The overall condition of the boundary walls is so poor that they are listed on the Historic England ‘Heritage at Risk’ Register.  They were being damaged by ivy, elder and other plants, which had rooted in the mortar, leading to a risk of falling masonry. Vegetation has now been cleared, which has allowed the condition of the walls to be determined, and to allow the fabric repairs to take place. Undertaking the required repairs and maintenance of the boundary and internal walls is a fundamental part of the conservation project.  

So far, a range of surveys has been carried out (topography, ecology, arboreal, etc); vegetation cleared; and now the specialized task of repairing and restoring the walls, together with the replacement of doors and their frames is being carried out.

Where little work is required, then little work will be done.  Significant conservation is required on sections in poor condition. This will involve the careful removal of stones and mortar (from the top down), clearing out roots and growth, and then rebuilding the historic fabric. This work presents an interesting opportunity to examine the stones used. It is possible, albeit unlikely, that carved abbey stone was used to build these walls but with the carved face turned inwards.

This work must be undertaken under the guidance of Historic England, using approved materials and appropriate methods and is to be overseen by a conservation architect.

As the site is a scheduled ancient monument, permission for this work has been sought from Historic England.
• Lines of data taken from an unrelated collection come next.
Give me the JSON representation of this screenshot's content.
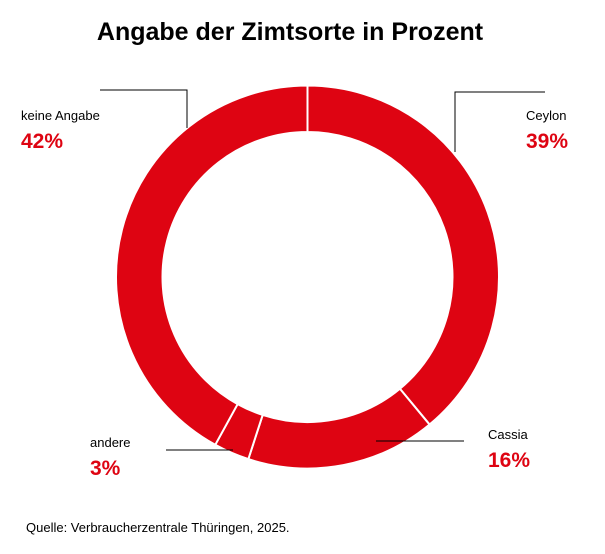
{
  "chart_data": {
    "type": "pie",
    "variant": "donut",
    "title": "Angabe der Zimtsorte in Prozent",
    "slices": [
      {
        "label": "Ceylon",
        "value": 39,
        "display": "39%"
      },
      {
        "label": "Cassia",
        "value": 16,
        "display": "16%"
      },
      {
        "label": "andere",
        "value": 3,
        "display": "3%"
      },
      {
        "label": "keine Angabe",
        "value": 42,
        "display": "42%"
      }
    ],
    "start": "12 o'clock, clockwise",
    "colors": {
      "slice": "#de0412",
      "separator": "#ffffff",
      "label_value": "#de0412"
    },
    "source": "Quelle: Verbraucherzentrale Thüringen, 2025."
  }
}
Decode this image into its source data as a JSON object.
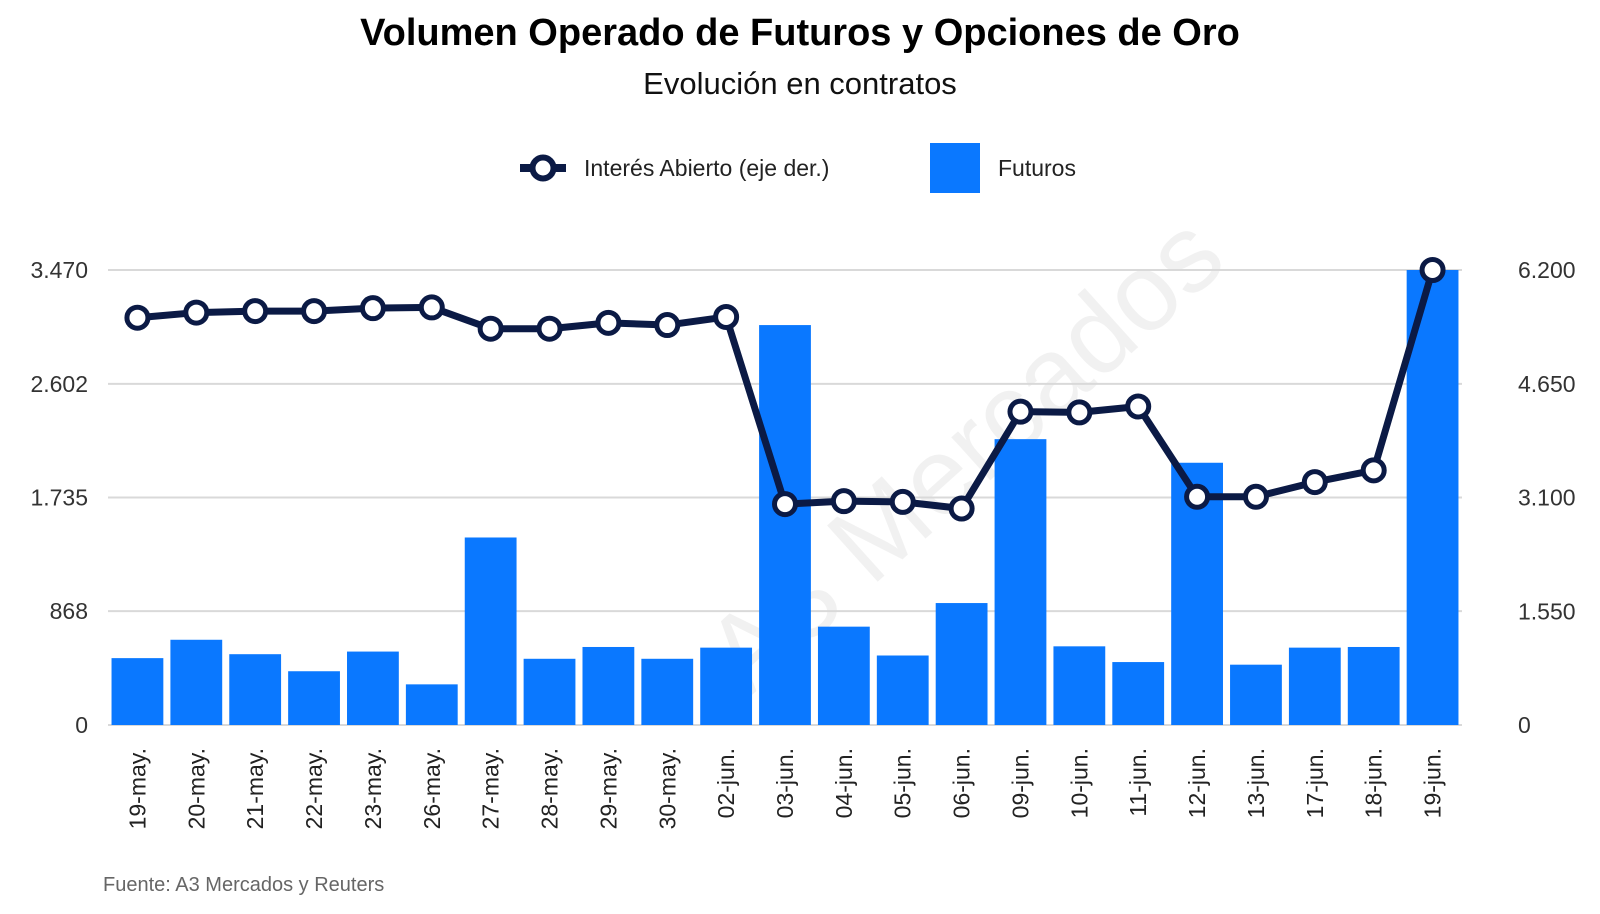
{
  "title": "Volumen Operado de Futuros y Opciones de Oro",
  "subtitle": "Evolución en contratos",
  "source": "Fuente: A3 Mercados y Reuters",
  "watermark": "A3 Mercados",
  "colors": {
    "bar": "#0a78ff",
    "line": "#0b1a45",
    "grid": "#d9d9d9",
    "marker_fill": "#ffffff"
  },
  "legend": {
    "line_label": "Interés Abierto (eje der.)",
    "bar_label": "Futuros"
  },
  "chart_data": {
    "type": "bar",
    "categories": [
      "19-may.",
      "20-may.",
      "21-may.",
      "22-may.",
      "23-may.",
      "26-may.",
      "27-may.",
      "28-may.",
      "29-may.",
      "30-may.",
      "02-jun.",
      "03-jun.",
      "04-jun.",
      "05-jun.",
      "06-jun.",
      "09-jun.",
      "10-jun.",
      "11-jun.",
      "12-jun.",
      "13-jun.",
      "17-jun.",
      "18-jun.",
      "19-jun."
    ],
    "series": [
      {
        "name": "Futuros",
        "type": "bar",
        "axis": "left",
        "values": [
          510,
          650,
          540,
          410,
          560,
          310,
          1430,
          505,
          595,
          505,
          590,
          3050,
          750,
          530,
          930,
          2180,
          600,
          480,
          2000,
          460,
          590,
          595,
          3470
        ]
      },
      {
        "name": "Interés Abierto (eje der.)",
        "type": "line",
        "axis": "right",
        "values": [
          5550,
          5620,
          5640,
          5640,
          5680,
          5690,
          5400,
          5400,
          5480,
          5450,
          5560,
          3010,
          3050,
          3040,
          2950,
          4270,
          4260,
          4340,
          3110,
          3110,
          3310,
          3470,
          6200
        ]
      }
    ],
    "y_left": {
      "ylim": [
        0,
        3470
      ],
      "ticks": [
        "0",
        "868",
        "1.735",
        "2.602",
        "3.470"
      ],
      "tick_values": [
        0,
        868,
        1735,
        2602,
        3470
      ]
    },
    "y_right": {
      "ylim": [
        0,
        6200
      ],
      "ticks": [
        "0",
        "1.550",
        "3.100",
        "4.650",
        "6.200"
      ],
      "tick_values": [
        0,
        1550,
        3100,
        4650,
        6200
      ]
    },
    "grid": true,
    "legend_position": "top"
  }
}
The perimeter walls are shown in red and the internal walls in blue on the plan below.

project graph

An excavated area in the corner of the churchyard was left open following previous archaeology; this area had become overgrown. It has been cleared of vegetation so that it can be photographed in detail and then filled. 

In order to facilitate fabric repairs and removal of rubbish, and to bring equipment and other items on to site, a new gateway in the southern boundary wall is to be created and a track laid across the land to the south to link with the existing access onto Abbey Road. This is being done with the approval of Historic England and other relevant bodies.